A new paper outlines the use of rapid whole exome-sequencing (rWES) for children in Hong Kong, finding it improved clinical care and reduced costs.
The advantages of exomes
Whilst genome sequencing is widely discussed, in clinical practice exome sequencing – analysis only of the protein-coding regions of the genome – is often more practical. It is faster and more focused than sequencing the whole genome, but offers much more information than more limited forms of genetic testing, which can be especially valuable when trying to identify an unknown disease.
Advances in sequencing technology have also heralded rapid increases in speed and decreases in cost, making clinical exome sequencing increasingly feasible – and potentially also cost-effective as a first-line test, rather than an option to pursue if other forms of testing fail to provide a diagnosis.
The need for speed in paediatric testing
The potential of genomics to improve paediatric care has long been an area of interest; understanding precisely what underlies disease in babies and children can provide vital information to inform and improve their care; in seriously ill newborns, it may be life-saving. The UK introduced whole exome sequencing for babies in neonatal intensive care units (NICU) as part of the rollout of the NHS Genomic Medicine Service from 2019 onwards; as of January 2020, almost half of the babies had received a genetic diagnosis following WES.
Speed is often of the essence, as these babies in particular cannot wait for investigations to be completed later, but many older babies and children with suspected genetic diseases may also benefit from rapid diagnosis to help guide optimal treatment. The potential to use rapid WES as a first-line test is therefore really important to determine – and in practical terms, this means establishing whether it can deliver clinically useful results in a timely and cost-effective manner in local populations. Studies so far have focused mainly on seriously ill newborns.
Hong Kong study – clinical and cost effectiveness
The new paper from Prof Brian Chung and colleagues at the University of Hong Kong, Queen Mary Hospital and Hong Kong Children’s Hospital reports on a study to determine the diagnostic and clinical utility of rWES on children with suspected genetic diseases from paediatric intensive care units and other paediatric settings.
They were able to make a diagnosis in 32 of 102 patients in the study, a diagnostic rate of 31% – and, importantly, to do so with relative speed; the median turnaround time (from testing to return of results) was eleven days. This may not seem very rapid, but Prof Chung explained at a recent seminar in Cambridge that before development of this capacity in Hong Kong, whole genome or exome sequencing had to be undertaken by sending samples to overseas laboratories, with a turnaround time of 8-15 weeks.
The new genetic diagnoses had a direct effect on clinical management for most of the patients (28/32); the remaining four were identified as having rare diseases only recently characterised and about which little is yet known, though relevant clinical information may reasonably be expected to emerge in the coming months and years that could affect their care. In addition, all the families of patients benefited from counselling about the risks that other family members might be affected and options for action where appropriate.
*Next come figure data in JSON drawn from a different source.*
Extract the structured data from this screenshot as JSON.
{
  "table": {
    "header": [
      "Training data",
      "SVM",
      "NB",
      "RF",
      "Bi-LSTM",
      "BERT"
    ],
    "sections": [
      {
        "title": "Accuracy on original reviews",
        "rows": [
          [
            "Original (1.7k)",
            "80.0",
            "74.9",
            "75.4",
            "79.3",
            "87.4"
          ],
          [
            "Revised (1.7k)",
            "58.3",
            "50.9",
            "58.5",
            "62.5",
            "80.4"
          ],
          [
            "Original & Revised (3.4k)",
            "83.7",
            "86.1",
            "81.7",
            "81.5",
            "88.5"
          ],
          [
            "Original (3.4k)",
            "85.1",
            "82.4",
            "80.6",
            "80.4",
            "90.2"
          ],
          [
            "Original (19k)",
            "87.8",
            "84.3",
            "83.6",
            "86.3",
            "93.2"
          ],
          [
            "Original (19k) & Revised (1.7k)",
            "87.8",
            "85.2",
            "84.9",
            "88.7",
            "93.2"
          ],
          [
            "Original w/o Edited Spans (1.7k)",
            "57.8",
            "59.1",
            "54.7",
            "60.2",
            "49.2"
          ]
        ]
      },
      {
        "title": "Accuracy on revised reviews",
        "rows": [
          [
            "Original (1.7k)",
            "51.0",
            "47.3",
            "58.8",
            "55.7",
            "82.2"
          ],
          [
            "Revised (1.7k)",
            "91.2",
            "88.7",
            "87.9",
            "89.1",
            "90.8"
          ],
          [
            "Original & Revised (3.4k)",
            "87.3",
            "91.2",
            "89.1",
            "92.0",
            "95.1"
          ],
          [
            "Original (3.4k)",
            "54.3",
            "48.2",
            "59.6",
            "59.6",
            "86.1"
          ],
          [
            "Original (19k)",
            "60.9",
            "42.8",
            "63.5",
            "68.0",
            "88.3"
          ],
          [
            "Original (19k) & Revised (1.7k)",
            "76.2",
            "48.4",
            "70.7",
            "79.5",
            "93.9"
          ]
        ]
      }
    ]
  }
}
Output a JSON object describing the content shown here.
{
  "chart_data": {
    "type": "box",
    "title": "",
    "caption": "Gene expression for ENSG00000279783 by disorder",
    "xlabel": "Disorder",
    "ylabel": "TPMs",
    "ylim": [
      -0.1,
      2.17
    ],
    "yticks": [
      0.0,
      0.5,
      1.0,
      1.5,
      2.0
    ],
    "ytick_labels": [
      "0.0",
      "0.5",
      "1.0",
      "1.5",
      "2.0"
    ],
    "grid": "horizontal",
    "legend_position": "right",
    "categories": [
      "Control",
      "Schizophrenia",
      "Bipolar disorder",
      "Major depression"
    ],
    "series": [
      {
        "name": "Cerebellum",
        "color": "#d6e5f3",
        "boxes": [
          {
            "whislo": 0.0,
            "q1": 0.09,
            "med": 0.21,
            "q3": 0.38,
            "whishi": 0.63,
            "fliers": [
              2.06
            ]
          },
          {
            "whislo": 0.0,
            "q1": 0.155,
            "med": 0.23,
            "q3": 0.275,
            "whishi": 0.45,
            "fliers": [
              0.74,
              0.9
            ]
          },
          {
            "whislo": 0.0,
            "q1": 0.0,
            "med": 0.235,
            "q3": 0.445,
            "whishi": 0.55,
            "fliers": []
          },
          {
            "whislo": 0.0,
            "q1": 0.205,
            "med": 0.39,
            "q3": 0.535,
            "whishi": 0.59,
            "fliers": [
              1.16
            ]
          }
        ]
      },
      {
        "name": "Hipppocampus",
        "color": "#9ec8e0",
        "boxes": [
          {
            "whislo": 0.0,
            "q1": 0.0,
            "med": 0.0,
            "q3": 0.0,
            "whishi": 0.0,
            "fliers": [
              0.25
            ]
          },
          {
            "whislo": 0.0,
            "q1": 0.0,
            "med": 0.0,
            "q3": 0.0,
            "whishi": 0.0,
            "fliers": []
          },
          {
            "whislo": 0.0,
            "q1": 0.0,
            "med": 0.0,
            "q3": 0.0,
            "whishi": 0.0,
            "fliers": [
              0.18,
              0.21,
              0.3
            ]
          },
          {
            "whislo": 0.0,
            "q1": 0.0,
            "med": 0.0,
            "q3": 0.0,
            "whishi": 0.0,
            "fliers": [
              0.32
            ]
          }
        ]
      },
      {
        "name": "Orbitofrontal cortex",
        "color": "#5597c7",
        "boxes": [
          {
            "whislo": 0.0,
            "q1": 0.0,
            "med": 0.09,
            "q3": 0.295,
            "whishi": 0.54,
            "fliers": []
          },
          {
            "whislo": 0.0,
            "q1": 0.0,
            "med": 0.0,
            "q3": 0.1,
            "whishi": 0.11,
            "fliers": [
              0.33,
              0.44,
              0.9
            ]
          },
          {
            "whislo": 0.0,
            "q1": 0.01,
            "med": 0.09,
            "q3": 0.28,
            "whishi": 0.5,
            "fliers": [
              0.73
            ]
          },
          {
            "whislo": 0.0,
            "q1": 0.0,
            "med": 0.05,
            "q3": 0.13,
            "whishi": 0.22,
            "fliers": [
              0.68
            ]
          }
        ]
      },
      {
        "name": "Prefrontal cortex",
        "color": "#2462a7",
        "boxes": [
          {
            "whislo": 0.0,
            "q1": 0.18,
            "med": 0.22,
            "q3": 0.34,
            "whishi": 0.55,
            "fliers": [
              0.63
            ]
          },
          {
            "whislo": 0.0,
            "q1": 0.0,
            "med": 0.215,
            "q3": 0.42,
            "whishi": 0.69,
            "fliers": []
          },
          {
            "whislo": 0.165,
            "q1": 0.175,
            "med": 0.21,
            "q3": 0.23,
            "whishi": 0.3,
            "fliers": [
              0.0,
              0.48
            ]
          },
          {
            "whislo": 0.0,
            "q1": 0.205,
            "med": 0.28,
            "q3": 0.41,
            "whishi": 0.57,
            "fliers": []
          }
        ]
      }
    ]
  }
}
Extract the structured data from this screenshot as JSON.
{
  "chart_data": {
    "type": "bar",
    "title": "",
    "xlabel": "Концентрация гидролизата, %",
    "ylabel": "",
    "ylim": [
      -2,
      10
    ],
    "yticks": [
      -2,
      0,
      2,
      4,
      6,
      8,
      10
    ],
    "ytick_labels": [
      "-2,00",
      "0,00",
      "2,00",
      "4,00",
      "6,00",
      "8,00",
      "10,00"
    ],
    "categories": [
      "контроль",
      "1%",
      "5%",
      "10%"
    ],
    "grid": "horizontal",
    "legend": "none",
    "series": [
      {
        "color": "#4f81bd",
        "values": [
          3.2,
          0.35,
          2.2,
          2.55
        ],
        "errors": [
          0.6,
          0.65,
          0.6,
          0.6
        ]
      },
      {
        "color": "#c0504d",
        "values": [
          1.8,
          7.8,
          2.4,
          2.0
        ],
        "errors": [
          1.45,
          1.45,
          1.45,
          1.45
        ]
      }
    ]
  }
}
A further cost analysis in eight patients found that rWES reduced the length of hospital stay for these children, yielding an estimated cost saving of HKD$5,325,187 (£527,246 – over £65,000 per patient on average) after the additional costs of rapid exome sequencing and analysis were accounted for. The authors conclude that rWES should be considered as a first-line diagnostic test for paediatric patients with urgent needs.
These findings were consistent with other studies in different countries and populations – an important consideration, given genetic variability between populations. Many internationally available genetic databases remain disproportionately weighted towards Caucasian populations; whilst this situation is changing as global genome sequencing efforts expand, it can make accurate diagnosis more difficult.
Real world utility in the face of rapid change
The numbers involved in this study were relatively small, but it nevertheless provides valuable evidence that rapid exome sequencing can have both clinical utility – enabling swift and meaningful changes to patient management in the light of diagnostic findings – and reduce costs. This is optimal precision medicine in action: more accurate and informative diagnosis enabling more tailored management to deliver better experience and outcomes for patients, and cost-effectiveness for health systems.
Importantly, the study also demonstrates the clinical utility of this diagnostic approach in a different population and healthcare system from previous published studies, making it a significant contribution to international understanding and experience.
In the face of rapid innovation in tools for genomic (and exomic) sequencing and analysis, and similarly rapid development in the capacity to analyse and make sense of the information produced by these tools, there is a corresponding need for studies such as this one from Hong Kong to appraise just how useful they are in specific settings. Generally, as costs continue to fall and speed, data and knowledge increases, they are likely to become more useful, which bodes well for early and effective precision in paediatric medicine.